The natural history of HTML tags


In biology, plants evolve defenses against the bugs that eat them, then bugs evolve the ability to eat these harder-to-eat plants until the cycle reaches some pretty amazing extremes. This sort of feedback loop has also been in play in the development of HTML elements and those who would like to either make use or take advantage of them.

If you want to take a straight ahead interpretation of the establishing chapter of Mark Pilgrim's book "Dive into HTML 5" it would seem that many of the basic HTML elements were mostly just agreed upon by the members of a large email correspondence. Even if you think that seems a little simplified, it is certainly the case that elements become standard because they are useful and that browsers will adapt to respond to these tags to better display content. Already, we are describing the first of a number of interlocking adaptive relationships that between browser developers and web page authors.

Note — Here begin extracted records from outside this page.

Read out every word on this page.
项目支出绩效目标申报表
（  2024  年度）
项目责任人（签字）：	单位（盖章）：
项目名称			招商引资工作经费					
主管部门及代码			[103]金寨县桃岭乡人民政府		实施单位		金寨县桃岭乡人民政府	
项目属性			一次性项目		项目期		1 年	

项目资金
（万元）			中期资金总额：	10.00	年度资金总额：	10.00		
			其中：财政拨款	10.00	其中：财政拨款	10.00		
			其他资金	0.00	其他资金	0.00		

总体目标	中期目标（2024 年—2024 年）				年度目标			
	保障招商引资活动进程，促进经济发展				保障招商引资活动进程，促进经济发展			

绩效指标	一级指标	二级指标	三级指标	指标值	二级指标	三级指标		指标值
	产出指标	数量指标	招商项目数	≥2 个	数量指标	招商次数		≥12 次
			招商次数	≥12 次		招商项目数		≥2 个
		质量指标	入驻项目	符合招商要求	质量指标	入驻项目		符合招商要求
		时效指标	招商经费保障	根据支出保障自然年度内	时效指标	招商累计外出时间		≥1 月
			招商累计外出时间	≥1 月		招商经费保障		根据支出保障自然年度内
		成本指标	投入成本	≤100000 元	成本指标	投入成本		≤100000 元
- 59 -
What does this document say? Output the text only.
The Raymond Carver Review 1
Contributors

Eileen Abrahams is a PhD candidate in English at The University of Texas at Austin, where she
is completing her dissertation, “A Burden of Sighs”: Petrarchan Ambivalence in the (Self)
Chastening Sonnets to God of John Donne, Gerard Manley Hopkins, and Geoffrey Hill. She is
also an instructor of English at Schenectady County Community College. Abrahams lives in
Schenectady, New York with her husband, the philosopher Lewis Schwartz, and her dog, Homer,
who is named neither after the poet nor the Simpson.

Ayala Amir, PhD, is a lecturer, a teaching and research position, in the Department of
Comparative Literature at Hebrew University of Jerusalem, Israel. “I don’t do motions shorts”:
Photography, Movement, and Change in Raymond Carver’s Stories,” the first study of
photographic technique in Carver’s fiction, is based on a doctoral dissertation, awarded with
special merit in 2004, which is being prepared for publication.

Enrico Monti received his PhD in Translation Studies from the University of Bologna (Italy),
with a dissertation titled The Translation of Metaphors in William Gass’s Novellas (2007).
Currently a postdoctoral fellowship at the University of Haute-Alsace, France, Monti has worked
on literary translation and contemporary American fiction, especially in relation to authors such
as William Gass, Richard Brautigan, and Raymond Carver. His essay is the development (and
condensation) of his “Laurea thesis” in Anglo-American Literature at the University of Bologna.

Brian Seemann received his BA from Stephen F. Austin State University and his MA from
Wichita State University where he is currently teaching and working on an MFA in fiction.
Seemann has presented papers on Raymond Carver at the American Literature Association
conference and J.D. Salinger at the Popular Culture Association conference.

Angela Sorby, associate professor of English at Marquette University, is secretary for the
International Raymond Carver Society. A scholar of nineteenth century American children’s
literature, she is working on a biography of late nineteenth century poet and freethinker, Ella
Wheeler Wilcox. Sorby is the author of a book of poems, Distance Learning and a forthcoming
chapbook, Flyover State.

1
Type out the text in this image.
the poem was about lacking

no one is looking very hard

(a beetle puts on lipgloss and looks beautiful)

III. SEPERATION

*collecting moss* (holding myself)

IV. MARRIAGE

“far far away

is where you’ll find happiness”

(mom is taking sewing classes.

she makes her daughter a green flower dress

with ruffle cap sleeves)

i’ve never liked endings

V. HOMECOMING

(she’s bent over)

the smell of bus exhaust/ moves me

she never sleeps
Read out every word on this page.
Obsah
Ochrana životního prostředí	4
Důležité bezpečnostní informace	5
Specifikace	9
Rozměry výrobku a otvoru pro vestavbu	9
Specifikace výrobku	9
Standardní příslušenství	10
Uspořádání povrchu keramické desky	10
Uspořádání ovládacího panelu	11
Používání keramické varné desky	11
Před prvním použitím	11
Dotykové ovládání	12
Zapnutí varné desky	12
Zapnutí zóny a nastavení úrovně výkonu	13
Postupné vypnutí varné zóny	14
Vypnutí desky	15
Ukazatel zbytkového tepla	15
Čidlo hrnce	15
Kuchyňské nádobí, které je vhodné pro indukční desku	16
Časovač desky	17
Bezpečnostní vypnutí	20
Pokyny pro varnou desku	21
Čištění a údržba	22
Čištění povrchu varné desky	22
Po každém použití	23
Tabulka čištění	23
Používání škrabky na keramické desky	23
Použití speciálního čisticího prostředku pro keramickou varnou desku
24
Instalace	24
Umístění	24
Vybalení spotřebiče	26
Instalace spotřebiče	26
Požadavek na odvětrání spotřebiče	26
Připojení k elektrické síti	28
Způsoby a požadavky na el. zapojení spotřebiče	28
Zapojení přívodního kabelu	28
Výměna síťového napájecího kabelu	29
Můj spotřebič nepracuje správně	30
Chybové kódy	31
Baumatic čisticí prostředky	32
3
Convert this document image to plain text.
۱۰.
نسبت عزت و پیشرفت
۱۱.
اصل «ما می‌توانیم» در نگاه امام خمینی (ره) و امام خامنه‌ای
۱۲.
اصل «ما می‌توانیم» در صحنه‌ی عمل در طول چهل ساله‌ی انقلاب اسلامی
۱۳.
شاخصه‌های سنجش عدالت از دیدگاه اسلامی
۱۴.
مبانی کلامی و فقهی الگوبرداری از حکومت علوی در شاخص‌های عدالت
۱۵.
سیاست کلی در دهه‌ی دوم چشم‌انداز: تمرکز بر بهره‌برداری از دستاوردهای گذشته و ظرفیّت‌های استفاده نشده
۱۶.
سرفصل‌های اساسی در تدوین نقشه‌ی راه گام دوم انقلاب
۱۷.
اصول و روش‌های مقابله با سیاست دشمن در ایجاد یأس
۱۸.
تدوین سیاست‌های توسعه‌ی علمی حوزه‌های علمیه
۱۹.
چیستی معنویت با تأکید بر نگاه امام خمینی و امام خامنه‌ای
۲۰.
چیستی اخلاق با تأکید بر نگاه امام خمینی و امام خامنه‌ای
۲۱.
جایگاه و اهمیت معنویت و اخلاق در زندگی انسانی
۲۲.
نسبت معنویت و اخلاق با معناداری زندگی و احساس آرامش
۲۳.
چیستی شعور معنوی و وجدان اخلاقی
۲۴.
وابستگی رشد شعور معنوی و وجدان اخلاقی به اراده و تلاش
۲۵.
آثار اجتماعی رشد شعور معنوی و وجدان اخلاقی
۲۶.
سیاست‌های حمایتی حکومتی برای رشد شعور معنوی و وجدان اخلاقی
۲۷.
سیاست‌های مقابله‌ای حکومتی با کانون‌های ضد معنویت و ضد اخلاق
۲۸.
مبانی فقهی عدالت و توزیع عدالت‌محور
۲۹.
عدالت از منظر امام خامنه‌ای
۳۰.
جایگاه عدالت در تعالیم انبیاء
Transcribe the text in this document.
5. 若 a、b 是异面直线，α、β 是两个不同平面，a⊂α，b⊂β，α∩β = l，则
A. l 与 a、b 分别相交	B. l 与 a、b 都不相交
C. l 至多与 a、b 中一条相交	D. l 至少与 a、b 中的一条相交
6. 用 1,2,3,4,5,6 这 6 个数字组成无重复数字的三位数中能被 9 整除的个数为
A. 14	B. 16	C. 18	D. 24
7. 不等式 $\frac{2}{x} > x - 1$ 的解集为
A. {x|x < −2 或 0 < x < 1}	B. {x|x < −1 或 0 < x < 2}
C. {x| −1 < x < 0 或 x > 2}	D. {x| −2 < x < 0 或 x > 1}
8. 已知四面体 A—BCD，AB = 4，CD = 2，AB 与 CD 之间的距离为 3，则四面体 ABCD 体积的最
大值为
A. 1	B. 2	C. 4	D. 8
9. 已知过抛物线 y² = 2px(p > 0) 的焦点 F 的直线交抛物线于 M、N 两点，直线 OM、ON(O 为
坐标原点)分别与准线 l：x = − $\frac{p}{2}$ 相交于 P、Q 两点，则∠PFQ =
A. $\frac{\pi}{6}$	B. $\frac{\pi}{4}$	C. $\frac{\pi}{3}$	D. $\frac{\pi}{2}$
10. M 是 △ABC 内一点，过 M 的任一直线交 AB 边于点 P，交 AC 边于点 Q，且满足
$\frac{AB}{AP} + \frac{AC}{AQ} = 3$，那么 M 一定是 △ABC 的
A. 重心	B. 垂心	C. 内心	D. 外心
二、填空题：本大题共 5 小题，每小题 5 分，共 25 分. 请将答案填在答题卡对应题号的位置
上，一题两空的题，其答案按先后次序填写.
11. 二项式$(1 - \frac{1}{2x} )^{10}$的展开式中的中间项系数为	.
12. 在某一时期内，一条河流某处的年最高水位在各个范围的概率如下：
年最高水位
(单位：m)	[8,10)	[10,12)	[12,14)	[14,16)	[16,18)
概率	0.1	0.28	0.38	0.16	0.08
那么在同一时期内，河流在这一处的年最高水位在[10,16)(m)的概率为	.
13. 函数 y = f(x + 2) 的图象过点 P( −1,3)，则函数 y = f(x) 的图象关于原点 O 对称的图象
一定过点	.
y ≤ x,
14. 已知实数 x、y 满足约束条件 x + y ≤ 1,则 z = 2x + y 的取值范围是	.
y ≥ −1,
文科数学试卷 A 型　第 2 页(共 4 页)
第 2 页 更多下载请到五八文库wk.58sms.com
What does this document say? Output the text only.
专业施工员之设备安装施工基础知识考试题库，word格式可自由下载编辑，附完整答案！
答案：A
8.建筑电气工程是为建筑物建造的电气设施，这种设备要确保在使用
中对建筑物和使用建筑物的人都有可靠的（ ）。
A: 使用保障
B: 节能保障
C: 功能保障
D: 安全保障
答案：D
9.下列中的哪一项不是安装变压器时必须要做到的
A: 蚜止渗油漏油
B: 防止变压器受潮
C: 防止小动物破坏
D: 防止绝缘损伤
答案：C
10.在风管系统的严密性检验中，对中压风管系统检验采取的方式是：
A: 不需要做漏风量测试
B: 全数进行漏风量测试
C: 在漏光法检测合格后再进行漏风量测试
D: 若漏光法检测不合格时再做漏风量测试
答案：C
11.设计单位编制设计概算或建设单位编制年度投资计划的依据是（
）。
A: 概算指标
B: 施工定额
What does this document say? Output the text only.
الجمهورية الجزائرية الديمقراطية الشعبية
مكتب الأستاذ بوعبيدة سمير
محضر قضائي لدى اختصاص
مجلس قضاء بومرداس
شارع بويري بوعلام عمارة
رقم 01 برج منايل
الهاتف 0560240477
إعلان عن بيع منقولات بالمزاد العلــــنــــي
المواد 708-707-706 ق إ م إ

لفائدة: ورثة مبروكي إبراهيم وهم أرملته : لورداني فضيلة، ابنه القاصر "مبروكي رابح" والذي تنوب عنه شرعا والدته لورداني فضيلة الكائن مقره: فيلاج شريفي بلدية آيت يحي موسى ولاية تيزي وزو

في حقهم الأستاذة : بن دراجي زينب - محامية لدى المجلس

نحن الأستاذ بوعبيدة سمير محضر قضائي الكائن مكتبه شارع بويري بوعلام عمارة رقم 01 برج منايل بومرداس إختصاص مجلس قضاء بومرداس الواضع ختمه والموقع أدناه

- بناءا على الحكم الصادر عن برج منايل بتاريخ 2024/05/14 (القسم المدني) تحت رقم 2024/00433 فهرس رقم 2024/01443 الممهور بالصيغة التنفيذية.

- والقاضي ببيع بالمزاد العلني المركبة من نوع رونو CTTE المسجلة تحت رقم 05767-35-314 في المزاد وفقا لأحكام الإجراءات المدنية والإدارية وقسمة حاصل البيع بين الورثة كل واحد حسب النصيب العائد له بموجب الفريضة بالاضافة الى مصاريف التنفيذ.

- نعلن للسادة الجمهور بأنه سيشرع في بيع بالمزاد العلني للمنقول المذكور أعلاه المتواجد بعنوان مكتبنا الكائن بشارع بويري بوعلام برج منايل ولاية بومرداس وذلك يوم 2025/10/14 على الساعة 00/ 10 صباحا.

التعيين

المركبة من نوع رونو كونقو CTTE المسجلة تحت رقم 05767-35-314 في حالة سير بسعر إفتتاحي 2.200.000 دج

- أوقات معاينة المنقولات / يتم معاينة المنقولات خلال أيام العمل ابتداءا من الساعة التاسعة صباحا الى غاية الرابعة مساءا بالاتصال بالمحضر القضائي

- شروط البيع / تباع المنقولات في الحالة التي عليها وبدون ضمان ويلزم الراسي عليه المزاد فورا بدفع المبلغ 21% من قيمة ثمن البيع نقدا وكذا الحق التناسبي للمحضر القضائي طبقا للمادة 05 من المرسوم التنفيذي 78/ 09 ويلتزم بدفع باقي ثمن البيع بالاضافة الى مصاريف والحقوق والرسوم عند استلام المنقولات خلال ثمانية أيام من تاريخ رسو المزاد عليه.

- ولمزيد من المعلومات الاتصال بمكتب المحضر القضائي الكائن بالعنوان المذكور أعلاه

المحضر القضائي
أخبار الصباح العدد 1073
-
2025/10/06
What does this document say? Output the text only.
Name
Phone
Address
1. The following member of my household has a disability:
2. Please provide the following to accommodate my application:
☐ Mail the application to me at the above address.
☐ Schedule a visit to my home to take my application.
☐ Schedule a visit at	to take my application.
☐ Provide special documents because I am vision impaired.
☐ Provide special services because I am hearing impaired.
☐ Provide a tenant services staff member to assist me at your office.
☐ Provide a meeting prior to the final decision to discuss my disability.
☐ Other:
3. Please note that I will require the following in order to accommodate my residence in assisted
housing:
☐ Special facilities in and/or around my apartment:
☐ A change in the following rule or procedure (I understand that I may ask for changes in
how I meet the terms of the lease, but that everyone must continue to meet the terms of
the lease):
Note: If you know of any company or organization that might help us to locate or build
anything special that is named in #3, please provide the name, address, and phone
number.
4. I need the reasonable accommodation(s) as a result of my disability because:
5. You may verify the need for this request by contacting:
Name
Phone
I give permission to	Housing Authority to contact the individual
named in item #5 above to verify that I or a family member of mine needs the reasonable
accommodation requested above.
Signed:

When the development of the Internet was still bathed in the light of amber CRT screens, the most compelling reason to apply an HTML tag on a piece of content that it did not accurately describe was formatting. See also the rampant abuse of tables for spacing purposes. Soon though, browsers evolved the ability to glean and record data about web pages, and how web pages relate to each other to make it easier for users to navigate the web. There were some interesting categorization efforts made my AOL and Yahoo! that are worth their own blog post, but the point of this story is that when the network got far too large for one metaphorical shelf Larry Page of Google fame developed his self-titled ranking system that treated the content on the web like a bucket of stuff. A bucket of Internet that, as the name implies, had the particular quality of being networked. The general reasoning behind the Page Rank algorithm is that the most important web content is that which is regarded authoritative by its peers. In this case, he used the HTML element of a hypertext link as a stand in for a vote of confidence to the importance of another web page. The more links to a web page from another well-linked page, the more likely it was of good quality. This has led to interesting uses and abuses of the humble href. One story recently in the news is the scandal of Rap Genius who were attempting to farm links from bloggers. They requested that bloggers spam links to their site in return for favors in an attempt to stuff the virtual ballot box and drive their site higher in the ranking algorithm. Another interesting adaptation taken on by authors is the "nofollow" attribute. It has been taken up by authors that want to refer to a source without providing the web site the benefit of increased significance on the Web. "nofollow" is a signal to web crawlers to discount a link in the Internet popularity contest. For example, it could even be used by reporters who want to refer to the site Rap Genius without incidentally providing the same linking services the company was attempting to solicit.